Remember: popularity is not the same as impact, which is your real goal.
If you look at the people who are truly at the top of this field, you'll notice that they do both: they are great at moving fast on popular topics, but they also genuinely provide deep knowledge and value.
Strategy 4: Increase throughput by fine-tuning your systems.
What's throughput? It's the rate of production. You need to be able to move faster.
- Optimization of your workflow and systems.
Here are some examples of that I've done in the past:
- Getting a better A/V setup (a mic stand, a better audio interface, fixing some resolution issues) in order to reduce the friction of recording videos. This also drastically reduces my editing time.

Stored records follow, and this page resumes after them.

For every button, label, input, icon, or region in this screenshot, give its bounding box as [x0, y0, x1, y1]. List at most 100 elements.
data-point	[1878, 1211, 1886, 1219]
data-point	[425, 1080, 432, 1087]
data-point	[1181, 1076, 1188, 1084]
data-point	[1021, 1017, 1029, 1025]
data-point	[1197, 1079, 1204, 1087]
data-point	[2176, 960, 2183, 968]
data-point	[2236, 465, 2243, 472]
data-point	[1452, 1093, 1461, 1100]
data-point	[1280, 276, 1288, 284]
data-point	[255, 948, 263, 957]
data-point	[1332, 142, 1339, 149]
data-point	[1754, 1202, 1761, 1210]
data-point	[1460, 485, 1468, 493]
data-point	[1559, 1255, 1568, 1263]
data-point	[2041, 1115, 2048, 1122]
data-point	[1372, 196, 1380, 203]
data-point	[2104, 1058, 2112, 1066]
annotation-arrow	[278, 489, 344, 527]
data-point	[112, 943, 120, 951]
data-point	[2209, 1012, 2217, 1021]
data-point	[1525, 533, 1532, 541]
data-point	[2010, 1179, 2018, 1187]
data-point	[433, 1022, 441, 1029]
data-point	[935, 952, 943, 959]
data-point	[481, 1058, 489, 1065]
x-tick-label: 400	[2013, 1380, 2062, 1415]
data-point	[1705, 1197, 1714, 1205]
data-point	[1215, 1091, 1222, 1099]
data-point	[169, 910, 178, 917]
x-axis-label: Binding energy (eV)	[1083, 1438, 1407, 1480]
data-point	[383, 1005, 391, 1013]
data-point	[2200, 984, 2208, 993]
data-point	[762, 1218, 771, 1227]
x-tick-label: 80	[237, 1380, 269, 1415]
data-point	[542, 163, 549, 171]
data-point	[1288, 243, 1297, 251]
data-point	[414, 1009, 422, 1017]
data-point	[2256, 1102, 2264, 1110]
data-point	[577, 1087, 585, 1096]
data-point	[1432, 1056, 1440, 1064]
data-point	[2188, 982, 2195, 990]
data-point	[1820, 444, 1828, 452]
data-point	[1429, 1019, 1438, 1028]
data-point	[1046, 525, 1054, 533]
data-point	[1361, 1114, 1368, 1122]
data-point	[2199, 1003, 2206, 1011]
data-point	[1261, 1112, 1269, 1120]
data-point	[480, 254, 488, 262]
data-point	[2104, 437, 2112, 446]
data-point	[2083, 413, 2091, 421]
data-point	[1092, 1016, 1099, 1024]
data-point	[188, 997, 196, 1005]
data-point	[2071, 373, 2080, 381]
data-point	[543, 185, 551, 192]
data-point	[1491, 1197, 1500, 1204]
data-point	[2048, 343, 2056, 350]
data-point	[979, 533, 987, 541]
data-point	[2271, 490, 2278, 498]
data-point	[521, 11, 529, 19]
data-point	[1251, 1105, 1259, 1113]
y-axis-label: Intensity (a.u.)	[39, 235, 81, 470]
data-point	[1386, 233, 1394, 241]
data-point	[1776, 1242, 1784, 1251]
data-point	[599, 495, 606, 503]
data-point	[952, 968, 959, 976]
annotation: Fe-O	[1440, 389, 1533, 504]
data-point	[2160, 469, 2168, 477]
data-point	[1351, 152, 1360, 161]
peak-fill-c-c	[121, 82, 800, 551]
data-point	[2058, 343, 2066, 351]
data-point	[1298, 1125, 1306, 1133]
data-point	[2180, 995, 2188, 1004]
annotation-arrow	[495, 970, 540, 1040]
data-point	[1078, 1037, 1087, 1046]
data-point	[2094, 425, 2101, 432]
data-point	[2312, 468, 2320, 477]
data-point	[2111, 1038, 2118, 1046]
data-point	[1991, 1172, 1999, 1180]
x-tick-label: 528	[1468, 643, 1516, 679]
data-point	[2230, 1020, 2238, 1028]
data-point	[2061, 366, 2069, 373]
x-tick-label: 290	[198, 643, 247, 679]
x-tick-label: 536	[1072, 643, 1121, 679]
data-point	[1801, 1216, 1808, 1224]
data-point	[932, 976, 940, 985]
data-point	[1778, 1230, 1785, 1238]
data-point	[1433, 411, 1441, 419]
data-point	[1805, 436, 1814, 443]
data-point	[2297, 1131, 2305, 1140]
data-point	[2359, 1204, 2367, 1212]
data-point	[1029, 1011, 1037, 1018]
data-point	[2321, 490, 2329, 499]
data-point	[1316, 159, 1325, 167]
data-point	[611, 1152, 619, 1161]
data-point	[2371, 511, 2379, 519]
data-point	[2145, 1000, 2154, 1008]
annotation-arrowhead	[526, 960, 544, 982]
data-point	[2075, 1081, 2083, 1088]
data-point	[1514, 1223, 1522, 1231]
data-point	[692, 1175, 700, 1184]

- Adding a trackpad to the left of my keyboard to speed up editing.
- Automating meeting notes creation with Shortcuts.
- Rebuilding my personal site so that I can quickly write and publish articles that have a nice, accessible reading experience.
- Using apps like Focus to block out distractions.
Bonus: 14 Quick Wins to Get Started Right Now
1. Find your first CFP to apply to
2. Write your first CFP
3. Find a local meetup
4. Contact the organizer of that meetup and ask about speaking
5. Create the first slide of a talk you want to give
6. Set up a Twitch or YouTube account (just sign up, don’t worry about
anything else for today!)
7. Sign up for a ready-made blog on something like [dev.to](http://dev.to/) or HashNode
8. Install a note-taking app like Evernote or Notion to hold your dev rel
notes
9. Set up ConvertKit or TinyLetter for building an email list
10. Look at one forum post to use in your research
11. Look at one GitHub issue to use in your research
12. Make your first 30 second screencast
13. If you don’t have any equipment for making videos, spend 15 minutes
researching a starter microphone
14. Write down and publish something you’ve learned today, even if it’s
only a few sentences. You can always revise it later!